If Patrick Murphy has said it once, he’s said it 1,000 times.

“Thank God. Seriously.”

That was how the University of Alabama’s softball coach reacted to Tuesday’s 5-3 victory over Kent State at Rhoads Stadium, his 1,000th career win.

“We didn’t talk about it at all,” Murphy said. “I know they did behind the scenes, but we didn’t mention it.

“It’s about the team, still. I think they all realize that. I always say the sooner you realize it’s not all about you, the better off in life you’re going to be. Same thing here.”

Most coaches accept commemorative gifts on milestone occasions – and there was a giant card signed by fans and a few other keepsakes – but Murphy is a giver. He handed out cash, $1 for every win that each member of the coaching and support staff has been a part of with him. A few, who have only been around this season, got $31 for their part in UA’s 31-4 record so far. The total was around $2,400. Longtime associate head coach Alyson Habetz got the most, $1,000. She was actually overpaid, since she wasn’t part of Murphy’s season at Northwest Missouri State as interim head coach, where he won 28 games in 1995.

Murphy won’t ask for a refund.

“We’ll get it,” he said.

The milestone victory didn’t come easily. Kent State (10-16) scored a run in the first, which Alabama matched and topped on freshman third baseman Claire Jenkins’ two-RBI single in the bottom of inning.

UA upped its advantage to 3-1 on an RBI single in the second from Demi Turner, who extended her hitting streak to 12 straight games. But the Golden Flashes tied it in the top of the third when Maddy Grimm hit a two-run homer.

“My fault,” Murphy said. “I told them before the game we weren’t going to pitch to her. She was by far their best hitter.”

It stayed tied until the sixth, when Alabama finally broke it open. Sophomore outfielder Mari Cranek cranked a leadoff home run to right field to put UA ahead. Outfielder Gabby Callaway singled, moved to second on a wild pitch and scored on shortstop Sydney Booker’s single to right. Winning pitcher Sydney Littlejohn (12-1) allowed four hits with 10 strikeouts and a pair of walks.

But the significance of the victory outweighed the details. The final out triggered a celebration that included a tribute video with testimonials from such luminaries as ESPN’s Holly Rowe, Alabama football coach Nick Saban and Murphy’s own mother, who might have been the only one who would rather have seen the coach hold at 999 wins for a little longer.

“She’s coming to Missouri this weekend,” he said, referring to UA’s upcoming road trip. “She kept asking, ‘When’s it going to be, when’s it going to be?’ I said, ‘Mom, we’ve got to win. We don’t know. It’s not a guarantee.'”

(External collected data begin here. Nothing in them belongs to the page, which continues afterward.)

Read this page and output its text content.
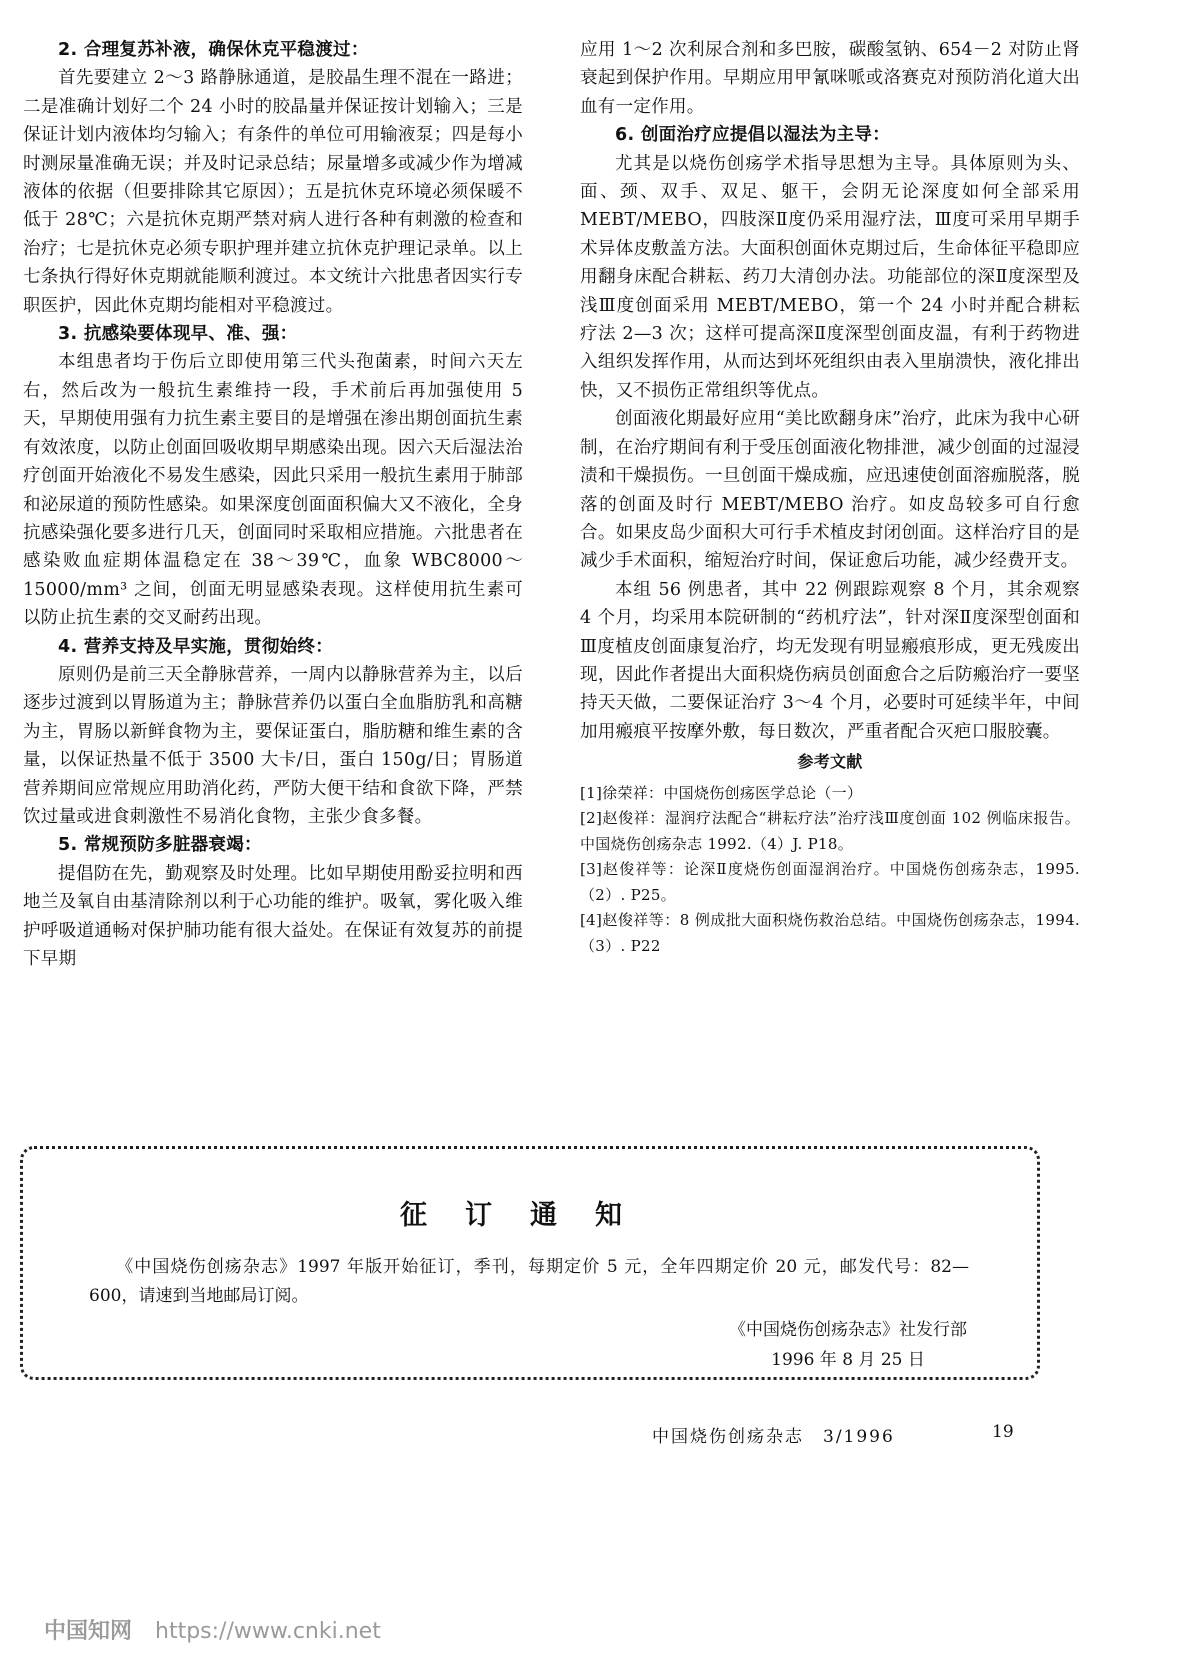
2. 合理复苏补液，确保休克平稳渡过：

首先要建立 2～3 路静脉通道，是胶晶生理不混在一路进；二是准确计划好二个 24 小时的胶晶量并保证按计划输入；三是保证计划内液体均匀输入；有条件的单位可用输液泵；四是每小时测尿量准确无误；并及时记录总结；尿量增多或减少作为增减液体的依据（但要排除其它原因）；五是抗休克环境必须保暖不低于 28℃；六是抗休克期严禁对病人进行各种有刺激的检查和治疗；七是抗休克必须专职护理并建立抗休克护理记录单。以上七条执行得好休克期就能顺利渡过。本文统计六批患者因实行专职医护，因此休克期均能相对平稳渡过。

3. 抗感染要体现早、准、强：

本组患者均于伤后立即使用第三代头孢菌素，时间六天左右，然后改为一般抗生素维持一段，手术前后再加强使用 5 天，早期使用强有力抗生素主要目的是增强在渗出期创面抗生素有效浓度，以防止创面回吸收期早期感染出现。因六天后湿法治疗创面开始液化不易发生感染，因此只采用一般抗生素用于肺部和泌尿道的预防性感染。如果深度创面面积偏大又不液化，全身抗感染强化要多进行几天，创面同时采取相应措施。六批患者在感染败血症期体温稳定在 38～39℃，血象 WBC8000～15000/mm³ 之间，创面无明显感染表现。这样使用抗生素可以防止抗生素的交叉耐药出现。

4. 营养支持及早实施，贯彻始终：

原则仍是前三天全静脉营养，一周内以静脉营养为主，以后逐步过渡到以胃肠道为主；静脉营养仍以蛋白全血脂肪乳和高糖为主，胃肠以新鲜食物为主，要保证蛋白，脂肪糖和维生素的含量，以保证热量不低于 3500 大卡/日，蛋白 150g/日；胃肠道营养期间应常规应用助消化药，严防大便干结和食欲下降，严禁饮过量或进食刺激性不易消化食物，主张少食多餐。

5. 常规预防多脏器衰竭：

提倡防在先，勤观察及时处理。比如早期使用酚妥拉明和西地兰及氧自由基清除剂以利于心功能的维护。吸氧，雾化吸入维护呼吸道通畅对保护肺功能有很大益处。在保证有效复苏的前提下早期

应用 1～2 次利尿合剂和多巴胺，碳酸氢钠、654－2 对防止肾衰起到保护作用。早期应用甲氰咪哌或洛赛克对预防消化道大出血有一定作用。

6. 创面治疗应提倡以湿法为主导：

尤其是以烧伤创疡学术指导思想为主导。具体原则为头、面、颈、双手、双足、躯干，会阴无论深度如何全部采用 MEBT/MEBO，四肢深Ⅱ度仍采用湿疗法，Ⅲ度可采用早期手术异体皮敷盖方法。大面积创面休克期过后，生命体征平稳即应用翻身床配合耕耘、药刀大清创办法。功能部位的深Ⅱ度深型及浅Ⅲ度创面采用 MEBT/MEBO，第一个 24 小时并配合耕耘疗法 2—3 次；这样可提高深Ⅱ度深型创面皮温，有利于药物进入组织发挥作用，从而达到坏死组织由表入里崩溃快，液化排出快，又不损伤正常组织等优点。

创面液化期最好应用“美比欧翻身床”治疗，此床为我中心研制，在治疗期间有利于受压创面液化物排泄，减少创面的过湿浸渍和干燥损伤。一旦创面干燥成痂，应迅速使创面溶痂脱落，脱落的创面及时行 MEBT/MEBO 治疗。如皮岛较多可自行愈合。如果皮岛少面积大可行手术植皮封闭创面。这样治疗目的是减少手术面积，缩短治疗时间，保证愈后功能，减少经费开支。

本组 56 例患者，其中 22 例跟踪观察 8 个月，其余观察 4 个月，均采用本院研制的“药机疗法”，针对深Ⅱ度深型创面和Ⅲ度植皮创面康复治疗，均无发现有明显瘢痕形成，更无残废出现，因此作者提出大面积烧伤病员创面愈合之后防瘢治疗一要坚持天天做，二要保证治疗 3～4 个月，必要时可延续半年，中间加用瘢痕平按摩外敷，每日数次，严重者配合灭疤口服胶囊。

参考文献

[1]徐荣祥：中国烧伤创疡医学总论（一）

[2]赵俊祥：湿润疗法配合“耕耘疗法”治疗浅Ⅲ度创面 102 例临床报告。中国烧伤创疡杂志 1992.（4）J. P18。

[3]赵俊祥等：论深Ⅱ度烧伤创面湿润治疗。中国烧伤创疡杂志，1995.（2）. P25。

[4]赵俊祥等：8 例成批大面积烧伤救治总结。中国烧伤创疡杂志，1994.（3）. P22

征订通知
《中国烧伤创疡杂志》1997 年版开始征订，季刊，每期定价 5 元，全年四期定价 20 元，邮发代号：82—600，请速到当地邮局订阅。
《中国烧伤创疡杂志》社发行部
1996 年 8 月 25 日
中国烧伤创疡杂志　3/1996	19
中国知网 https://www.cnki.net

Murphy has averaged 51 wins per year over two decades in a career that included a single season as interim head coach at Northwest Missouri State and 18 previous campaigns at the Alabama helm. He has guided Alabama to 11 Women’s College World Series appearances and 18 straight NCAA Tournament bids to go along with five SEC championships and five league tournament titles

At age 51, he has already a member of the National Fastpitch Coaches Association Hall of Fame and has a national championship ring from UA’s 2012 season.

Even the losing team felt good for the winning coach. Kent State players knelt in right field and watched the video tribute on the scoreboard before leaving. Eric Oakley, the Kent State coach, remembers meeting Murphy at a clinic when Oakley was just getting started in the game.

“There were a hundred people in that camp,” Oakley said. “I barely got to meet him. Nine months later we’re out recruiting and I hear, ‘Eric, Eric.’ I turned around, he remembered my name.

“That’s the kind of guy he is. I joke with people, ‘You know Murph? Yeah, I’m one of his 5,000 closest friends.’ We’re disappointed we lost, but it’s neat to be part of history like that.”

What will Murphy remember about this one?

“Probably Mari’s home run,” he said. “She’s a spot starter; she’s in because Merris (Schroder) is hurt,” he said. “She hit the ball hard, foul ball, twice, and I kind of screamed at her in the dugout to keep the ball fair and hit it hard. She did both.”

Cranek was proud to be a part. But she’ll carry her own memory.

“It’s really special to be a part of something like that,” she said. “I will remember them throwing the Gatorade on him and Chandler (Dare, senior right fielder) getting soaked instead of Murph.”